Thursday, 13 April 2017

Making sense of some experiences at the British Museum

I’m writing this in the British Museum, ahead of a meeting with a colleague near Russell Square later this afternoon, sitting in the Members’ Room at a window table in the café overlooking the Great Court. It was a funny experience coming here, from Euston Square station down Gower Street then Malet Street. I’d decided not to make my regular visit to Jeremy Bentham at UCL because otherwise doing this might turn into a pilgrimage, but I couldn’t have in any case as access was being controlled to the University forecourt. Then I got to Senate House to hear the fire alarm and see the building evacuated. I queued to get into the BM and then headed for the Greek and Roman Architecture room which was open today – it sometimes isn’t. And as I’ve found previously it’s had to put the experience of visiting the room into words. It’s neglected – most bibliography on the explanatory cards is from the late 19th century, when the text was written
I suppose. The most up-to-date reading item that I saw was from 1970. The captions are faded, the artefacts are assembled as educational pieces – though if someone went in now wanting to learn about architectural styles they wouldn’t be able to read the general information board on the Ionic type as this has entirely faded away. This is all in contrast to the bright white of the Great Court I’m looking down over.  But down in the Architecture gallery, it’s possible to encounter ancient religious sites close at hand though the artefacts feel sanitised by being lumped together. But I think it would be possible to do what one could not at an ancient site, or in the Parthenon Gallery, namely to have a direct encounter with the Erechtheion or the temple of Athena Nike, say, by reaching out and touching one of its stones.

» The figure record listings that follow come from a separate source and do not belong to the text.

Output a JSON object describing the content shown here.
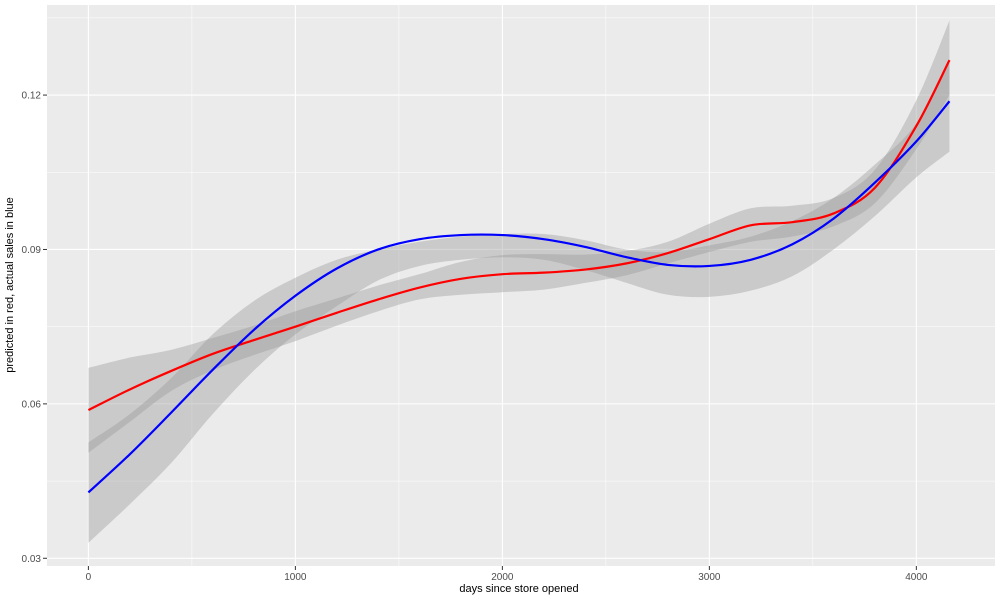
{
  "chart_data": {
    "type": "line",
    "title": "",
    "xlabel": "days since store opened",
    "ylabel": "predicted in red, actual sales in blue",
    "xlim": [
      -200,
      4380
    ],
    "ylim": [
      0.0285,
      0.1375
    ],
    "x_ticks": [
      0,
      1000,
      2000,
      3000,
      4000
    ],
    "x_tick_labels": [
      "0",
      "1000",
      "2000",
      "3000",
      "4000"
    ],
    "y_ticks": [
      0.03,
      0.06,
      0.09,
      0.12
    ],
    "y_tick_labels": [
      "0.03",
      "0.06",
      "0.09",
      "0.12"
    ],
    "grid": true,
    "legend": "none",
    "background": "#EBEBEB",
    "series": [
      {
        "color": "#FF0000",
        "x": [
          0,
          200,
          400,
          600,
          800,
          1000,
          1200,
          1400,
          1600,
          1800,
          2000,
          2200,
          2400,
          2600,
          2800,
          3000,
          3200,
          3400,
          3600,
          3800,
          4000,
          4160
        ],
        "y": [
          0.0588,
          0.0628,
          0.0664,
          0.0697,
          0.0724,
          0.075,
          0.0777,
          0.0803,
          0.0826,
          0.0843,
          0.0852,
          0.0855,
          0.0861,
          0.0873,
          0.0893,
          0.092,
          0.0947,
          0.0953,
          0.097,
          0.102,
          0.114,
          0.1268
        ],
        "band_lower": [
          0.0505,
          0.0565,
          0.0625,
          0.0665,
          0.0695,
          0.0722,
          0.0752,
          0.078,
          0.0803,
          0.0812,
          0.0817,
          0.0822,
          0.0835,
          0.085,
          0.0873,
          0.0895,
          0.0915,
          0.0925,
          0.0945,
          0.099,
          0.1095,
          0.12
        ],
        "band_upper": [
          0.067,
          0.069,
          0.0705,
          0.0728,
          0.0752,
          0.078,
          0.0805,
          0.083,
          0.0852,
          0.0876,
          0.0889,
          0.0891,
          0.089,
          0.0897,
          0.0915,
          0.095,
          0.098,
          0.0985,
          0.1,
          0.1055,
          0.119,
          0.1345
        ]
      },
      {
        "color": "#0000FF",
        "x": [
          0,
          200,
          400,
          600,
          800,
          1000,
          1200,
          1400,
          1600,
          1800,
          2000,
          2200,
          2400,
          2600,
          2800,
          3000,
          3200,
          3400,
          3600,
          3800,
          4000,
          4160
        ],
        "y": [
          0.0428,
          0.0502,
          0.0583,
          0.0666,
          0.0744,
          0.081,
          0.0863,
          0.09,
          0.092,
          0.0928,
          0.0928,
          0.092,
          0.0905,
          0.0885,
          0.087,
          0.0868,
          0.088,
          0.091,
          0.096,
          0.103,
          0.111,
          0.1188
        ],
        "band_lower": [
          0.033,
          0.0405,
          0.0485,
          0.058,
          0.0665,
          0.0735,
          0.079,
          0.084,
          0.0868,
          0.088,
          0.0885,
          0.088,
          0.086,
          0.0835,
          0.0812,
          0.0808,
          0.082,
          0.0848,
          0.09,
          0.0965,
          0.104,
          0.109
        ],
        "band_upper": [
          0.0525,
          0.058,
          0.065,
          0.0735,
          0.08,
          0.0845,
          0.088,
          0.09,
          0.0915,
          0.0925,
          0.093,
          0.093,
          0.0918,
          0.09,
          0.0895,
          0.0908,
          0.0925,
          0.0955,
          0.1,
          0.1065,
          0.1145,
          0.127
        ]
      }
    ]
  }
}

I spent some time looking at a coffer, originally part of the ceiling of the north porch of the Erechtheion. Then I looked particularly at a pedestal, probably for a bronze statue in the precinct of the Athena Polias temple at Priene, especially at its palmettes. It’s been at the Museum at least since 1870 because that date appears in the accession number (1870.3.30.111). The pedestal was probably for a bronze statue according to the information label. I wonder who the statue was of.

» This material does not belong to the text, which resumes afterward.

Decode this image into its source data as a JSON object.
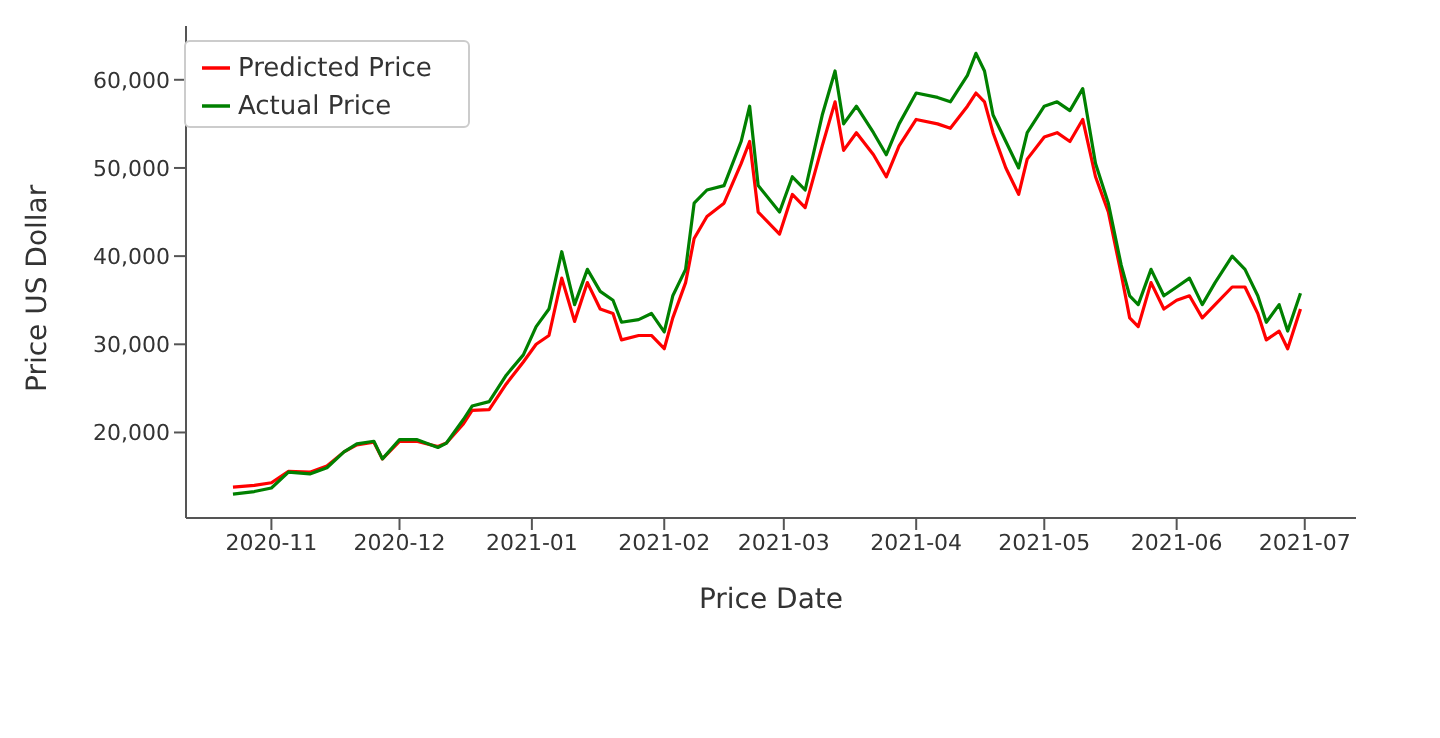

I think that I shall bring students here next term in a session for my Athena module. We could start here with the Priene temple and the various bits of the Erechtheion and Nike temples. We could then walk upstairs, through Halikarnassos, past the Athena amphora in one of the cases, past the Caraytid, to end up in the Parthenon Gallery – this seems a more suitable, quieter and reflective route to the Parthenon than what might be a more usual, more well-travelled one which takes the visitor through the Great Court,then Assyria and Egypt. If this session comes off, I'll blog on it.